Les débats entre l'Évêque et les Lausannois n'avaient pas de trêve. D'une part l'Évêque, jeune, altier, irascible, ne se mettait pas en peine de savoir jusqu'où s'étendaient les privilèges de la ville ; les citoyens, de leur côté, allaient à la conquête de droits toujours nouveaux. La police de la ville appartenait au Conseil durant le jour ; il s'arrogea celle de la nuit. Il ne voulait plus permettre la falsification des monnaies. Il mettait de jour en jour des limites plus étroites à la jurisdiction des officiers du prince. Je dirai pas tous les sujets sur lesquels ils étaient en différend. Témoins de cette lutte prolongée, les villes libres filles de l'évêché interposèrent leur médiation ; Berne, Soleure et Fribourg se réunirent pour offrir aux deux partis une journée d'accommodement. Elle eut lieu à Fribourg, le 8 novembre de l'année 1525. Les députés s'assirent ; l'Évêque en personne était présent, accompagné de son vicaire et de nombreux seigneurs ; le Gouverneur Étienne Grand et les banderets Jean Boverat, Jean de Leyra et Claude Fontanne représentaient la ville de Lausanne ; plusieurs autres nobles conseillers et bourgeois et quantité de gens, comme il en est toujours à Lausanne qui se trouvent du loisir, étaient aussi accourus en cette grande occasion.

Les députés des villes prirent la parole : « Nous sommes ici. dirent-ils, pour entendre et ordonner des choses survenues entre révérend père en Dieu, Monseigneur de Lausanne et les citoyens du dit Lausanne, ses sujets, désirant pacifier les parties. » La cause fut plaidée, puis les députés prononcèrent. Ils déclarèrent :

« 1° Qu'au révérend seigneur Évêque il appartenait de détenir et faire prendre par ses officiers les personnes suspectes de crime, sans contradiction des nobles et des bourgeois de Lausanne. que toutefois les accusés ne seraient interrogés, mis à la torture et jugés qu'en présence de quatre délégués de MM. du Conseil de Lausanne, réunis, aux commis du révérend seigneur.

2° Que les dites personnes suspectes et défiancées ne se devaient prendre dans les maisons des Lausannois, n'entendant cependant pas les meurtriers de bois, détrousseurs de chemin, sorciers (**), fausseurs de lettres et larrons publics, auxquels asile ne pourrait être donné dans les susdites maisons.

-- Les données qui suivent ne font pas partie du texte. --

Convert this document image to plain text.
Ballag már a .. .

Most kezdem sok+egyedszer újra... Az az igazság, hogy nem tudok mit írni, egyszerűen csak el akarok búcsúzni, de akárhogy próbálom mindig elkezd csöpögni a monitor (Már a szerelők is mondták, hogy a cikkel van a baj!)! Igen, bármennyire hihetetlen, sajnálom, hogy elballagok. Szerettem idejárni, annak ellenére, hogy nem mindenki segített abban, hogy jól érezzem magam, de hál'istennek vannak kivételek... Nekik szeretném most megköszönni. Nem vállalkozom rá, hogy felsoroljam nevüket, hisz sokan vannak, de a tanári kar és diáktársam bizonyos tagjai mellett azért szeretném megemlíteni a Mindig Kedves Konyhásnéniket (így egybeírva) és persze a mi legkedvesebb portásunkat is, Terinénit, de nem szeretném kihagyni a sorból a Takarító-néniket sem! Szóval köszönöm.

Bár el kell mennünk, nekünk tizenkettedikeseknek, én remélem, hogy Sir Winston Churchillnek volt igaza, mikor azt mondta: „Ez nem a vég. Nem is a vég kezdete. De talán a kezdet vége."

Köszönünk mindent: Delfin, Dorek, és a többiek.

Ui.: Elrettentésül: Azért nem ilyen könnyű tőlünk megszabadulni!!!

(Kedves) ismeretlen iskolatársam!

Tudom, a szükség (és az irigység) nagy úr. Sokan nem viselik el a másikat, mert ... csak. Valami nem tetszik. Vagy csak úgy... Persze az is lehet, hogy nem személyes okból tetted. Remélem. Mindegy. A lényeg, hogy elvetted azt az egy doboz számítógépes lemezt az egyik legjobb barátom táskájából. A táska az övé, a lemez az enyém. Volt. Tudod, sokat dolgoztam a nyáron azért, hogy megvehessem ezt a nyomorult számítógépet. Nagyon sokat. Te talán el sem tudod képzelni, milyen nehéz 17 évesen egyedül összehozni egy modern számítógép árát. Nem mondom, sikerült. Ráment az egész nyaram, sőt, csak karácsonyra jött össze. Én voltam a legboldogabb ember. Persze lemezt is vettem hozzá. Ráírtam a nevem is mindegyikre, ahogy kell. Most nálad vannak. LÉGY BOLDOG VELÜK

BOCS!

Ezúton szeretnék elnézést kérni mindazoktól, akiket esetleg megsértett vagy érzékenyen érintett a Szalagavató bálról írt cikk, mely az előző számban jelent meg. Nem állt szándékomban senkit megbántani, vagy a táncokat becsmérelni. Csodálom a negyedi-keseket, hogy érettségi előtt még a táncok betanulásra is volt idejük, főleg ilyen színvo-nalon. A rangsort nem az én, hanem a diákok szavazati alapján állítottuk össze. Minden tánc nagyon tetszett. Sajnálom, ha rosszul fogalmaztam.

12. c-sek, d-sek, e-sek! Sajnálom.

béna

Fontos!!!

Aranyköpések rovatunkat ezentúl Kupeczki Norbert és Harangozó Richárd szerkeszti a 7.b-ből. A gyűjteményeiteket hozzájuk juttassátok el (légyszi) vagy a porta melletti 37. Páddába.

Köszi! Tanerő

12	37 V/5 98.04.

3° Le droit de battre monnaie fut reconnu à l'Évêque, mais à la condition que quand il en voudrait frapper de nouvelle, il consulterait les états de Lausanne et par leur conseil ferait monnaie à lui honorable et profitable pour le commun. - Quant à tout le reste, les parties étaient laissées à la teneur des titres et des documens. - Celle qui contreviendrait était condamnée à payer 500 écus sol, savoir, 50 à l'église de Notre-Dame de Lausanne 50 à la fabrique de St-Nicolas de Fribourg et les 200 restant aux arbitres, soit à l'ordonnance des magnifiques seigneurs des trois villes. » - Suivent l'acceptation et ratification des parties et la signature du secrétaire A. Krumenstoll, de Fribourg.

Cette sentence remplissait le but de la conférence, mais elle était loin de satisfaire aux voeux des Lausannois. Ils souhaitaient de parvenir à la liberté des villes suisses ; une alliance avec ces villes leur paraissait le moyen le plus sûr d'y arriver ; ils sollicitèrent donc auprès des trois cités la conclusion d'un traité d'amitié, d'alliance et de combourgeoisie. Soleure était éloignée ; peut-être était-elle des filles de l'évêché la plus craintive d'offenser son conducteur spirituel ; elle n'accéda pas à la demande des Lausannois ; mais Berne et Fribourg répondirent selon leur voeu. On n'eut aucun égard à l'opposition de l'Évêque. Le traité fut conclu à Berne le 27 décembre 1523. Les trois villes se promirent amitié et mutuel secours ; elles s'allièrent pour 25 ans, et convinrent que de cinq en cinq ans la combourgeoisie serait renouvelée. En cas de différend, Payerne était choisie, comme lien de marche et de conférence. On réservait les droits du St-Empire, ceux du Duc et ceux de l'Évêque. Une condition était imposée à la ville de Lausanne. Il était bruit qu'à cause de ses privilèges, un grand nombre de malfaiteurs et de scélérats s'y rendaient comme en un lieu d'asile ; or les nouveaux alliés la voulant franche de ce reproche, posaient que de leur propre autorité, les Lausannois saisiraient les malfaiteurs, les remettraient au baillif du seigneur Évêque et pourvoiraient à ce que la ville fût blanchie en sa réputation. Lausanne demandait à ses nouveaux amis d'intercéder pour que ses soldats pussent entrer aux services étrangers aux mêmes conditions que les leurs. Tel était le premier acte par lequel Lausanne s'unissait aux Confédérés.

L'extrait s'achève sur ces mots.